Dia menyampaikan pandangannya sebagai bentuk komitmen jika kelak diberi amanah memimpin BUMD strategis tersebut. “Pertama, harus ada dua konsolidasi. Konsolidasi internal dulu, bagaimana kita membenahi jika ada kekurangan dalam tubuh PDAM itu sendiri. Kalau ada yang sudah baik, tentu kita lanjutkan dan tingkatkan,” ujar Gahara, Sabtu 12 Juli 2025.
Menurutnya, tidak cukup hanya memperbaiki struktur dan sistem di internal PDAM, namun perlu juga membangun konsolidasi eksternal secara aktif. “Pihak-pihak ketiga harus kita libatkan dalam proyek-proyek besar melalui pendekatan persuasif. Termasuk aparat penegak hukum (APH) juga perlu kita libatkan sejak awal. Ini jadi semacam warning, karena kita tahu persoalan hukum di pengelolaan dana hibah atau modal perusda sekarang sangat masif,” jelasnya.
Lebih lanjut, Gahara menyampaikan bahwa sebagai badan usaha milik daerah, PDAM harus menjawab visi pimpinan daerah, yakni Bupati Kotim sebagai pemegang kendali utama. “Kita tidak bisa jalan sendiri. Sebenarnya visi dan misi kita itu milik Pak Bupati sebagai owner. Jadi tantangan-tantangan ke depan harus dijawab berdasarkan arahan dan keinginan beliau. Kalau beliau menghendaki PDAM berkembang dan bisa memberikan profit, itu yang harus kita capai. Kalau bisa, PDAM Kotim menjadi yang terbaik di Kalimantan Tengah, bahkan di tingkat nasional,” tegasnya.

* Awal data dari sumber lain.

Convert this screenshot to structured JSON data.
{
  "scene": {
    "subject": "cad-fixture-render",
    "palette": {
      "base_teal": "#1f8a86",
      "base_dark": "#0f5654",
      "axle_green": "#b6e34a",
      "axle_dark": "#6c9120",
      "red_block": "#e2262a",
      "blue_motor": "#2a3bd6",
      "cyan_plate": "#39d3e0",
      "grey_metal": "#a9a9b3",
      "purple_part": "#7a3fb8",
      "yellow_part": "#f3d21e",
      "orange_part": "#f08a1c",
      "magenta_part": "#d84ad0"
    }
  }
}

Menanggapi isu seputar tarif air, Gahara menegaskan bahwa pendekatan kepada masyarakat harus dilakukan dengan bijak. “Masalah tarif itu perlu kita dengar dari masyarakat. Kalau memang ada kebutuhan untuk menaikkan, harus ada cara penyampaian yang humanis dan dapat diterima. Kalau memang arahan pimpinan menyebut perlu ada penyesuaian tarif, maka kita harus lakukan sosialisasi yang baik, karena pengguna layanan PDAM adalah masyarakat Kotim secara luas,” ujarnya.
Dia juga menyoroti persoalan kualitas air yang sempat dikeluhkan warga dalam beberapa waktu terakhir. “Saya dengar belakangan ini banyak keluhan soal mutu air. Ada teman yang isi kolam ikan pakai air PDAM, ikannya malah mati. Padahal sebelumnya tidak pernah bermasalah. Ini mungkin karena belum ada direktur definitif, jadi kualitas pengelolaan juga ikut terdampak. Itu harus segera dibenahi,” tutup Gahara.
Dengan pengalaman dan pendekatan menyeluruh, Gahara menyatakan kesiapannya untuk memimpin PDAM Kotim menjadi perusahaan daerah yang sehat, profesional, dan mampu memberikan pelayanan air bersih terbaik bagi masyarakat.